The exterior is of ornate baroque terra cotta almost unparalleled in Chicago; it is suspected of having been the early work of the Northwestern Terra Cotta Co., and may have helped launch the company to some acclaim as it grew to its national presence. The company was later responsible in 1920 for the terra cotta exterior of the Wrigley Building of Chicago, the ornamenture for which that building is justly famous. Having purchased the Wrigley-Theurer Mansion in 1911 and commissioned the Wrigley Building in 1920, the influence of the beauty of the former on William Wrigley Jr.'s commission of the latter stands as an interesting footnote to history.

==In recent years==

The Wrigley Family left the residence vacant in the years during and after the Great Depression, a period during which such mansions became targets for kidnapping and robbery, as in the cases of the Lindbergh child, George Weyerhauser, William Hamm, and numerous others.

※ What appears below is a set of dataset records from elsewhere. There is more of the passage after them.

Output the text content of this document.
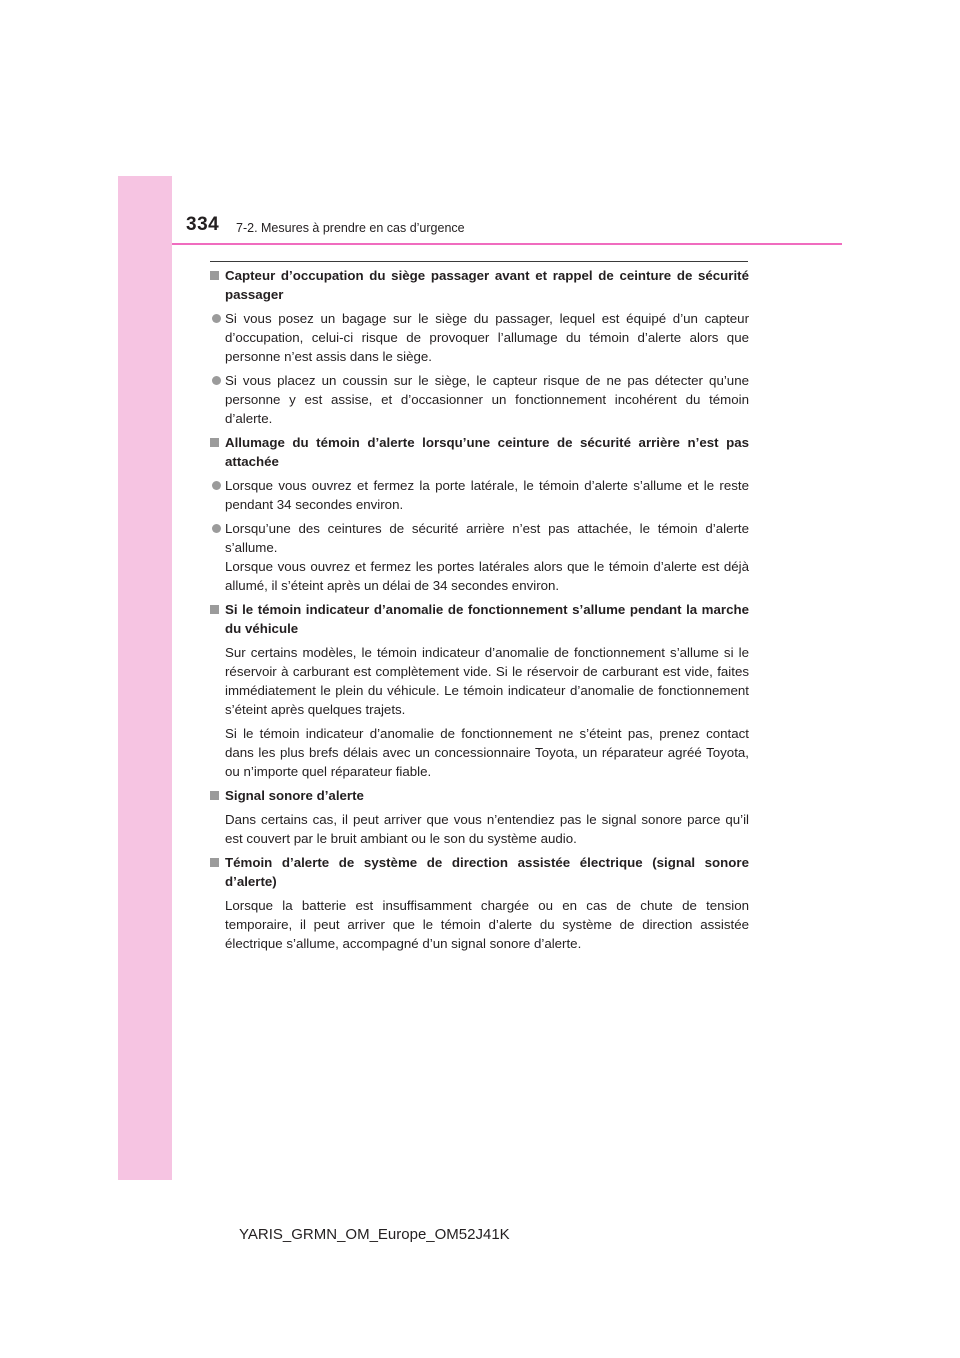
334 7-2. Mesures à prendre en cas d’urgence
Capteur d’occupation du siège passager avant et rappel de ceinture de sécurité passager
Si vous posez un bagage sur le siège du passager, lequel est équipé d’un capteur d’occupation, celui-ci risque de provoquer l’allumage du témoin d’alerte alors que personne n’est assis dans le siège.
Si vous placez un coussin sur le siège, le capteur risque de ne pas détecter qu’une personne y est assise, et d’occasionner un fonctionnement incohérent du témoin d’alerte.
Allumage du témoin d’alerte lorsqu’une ceinture de sécurité arrière n’est pas attachée
Lorsque vous ouvrez et fermez la porte latérale, le témoin d’alerte s’allume et le reste pendant 34 secondes environ.
Lorsqu’une des ceintures de sécurité arrière n’est pas attachée, le témoin d’alerte s’allume.
Lorsque vous ouvrez et fermez les portes latérales alors que le témoin d’alerte est déjà allumé, il s’éteint après un délai de 34 secondes environ.
Si le témoin indicateur d’anomalie de fonctionnement s’allume pendant la marche du véhicule
Sur certains modèles, le témoin indicateur d’anomalie de fonctionnement s’allume si le réservoir à carburant est complètement vide. Si le réservoir de carburant est vide, faites immédiatement le plein du véhicule. Le témoin indicateur d’anomalie de fonctionnement s’éteint après quelques trajets.
Si le témoin indicateur d’anomalie de fonctionnement ne s’éteint pas, prenez contact dans les plus brefs délais avec un concessionnaire Toyota, un réparateur agréé Toyota, ou n’importe quel réparateur fiable.
Signal sonore d’alerte
Dans certains cas, il peut arriver que vous n’entendiez pas le signal sonore parce qu’il est couvert par le bruit ambiant ou le son du système audio.
Témoin d’alerte de système de direction assistée électrique (signal sonore d’alerte)
Lorsque la batterie est insuffisamment chargée ou en cas de chute de tension temporaire, il peut arriver que le témoin d’alerte du système de direction assistée électrique s’allume, accompagné d’un signal sonore d’alerte.
YARIS_GRMN_OM_Europe_OM52J41K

Originally furnished with nearly all Tiffany light fixtures, many of these were sold off at estate sales throughout the 1980s and early 1990s, or moved by the owners to other residences. The house was bought at some time in the late 1980s or early 1990s by Nick Jannes who started its renovation. He renamed it The Jannes Mansion. The downstairs was totally renovated and he rented it out for lavish events.
The house remained vacant or under relatively poor custodianship for many years and, though still in excellent condition, requires both care and repair. The house sold for $11,000,000 in 2004 and received attention from Forbes's and Christie's online sites. In early 2017, the home came onto the market via a foreclosure. The home sold in January 2018 for $4.65 million.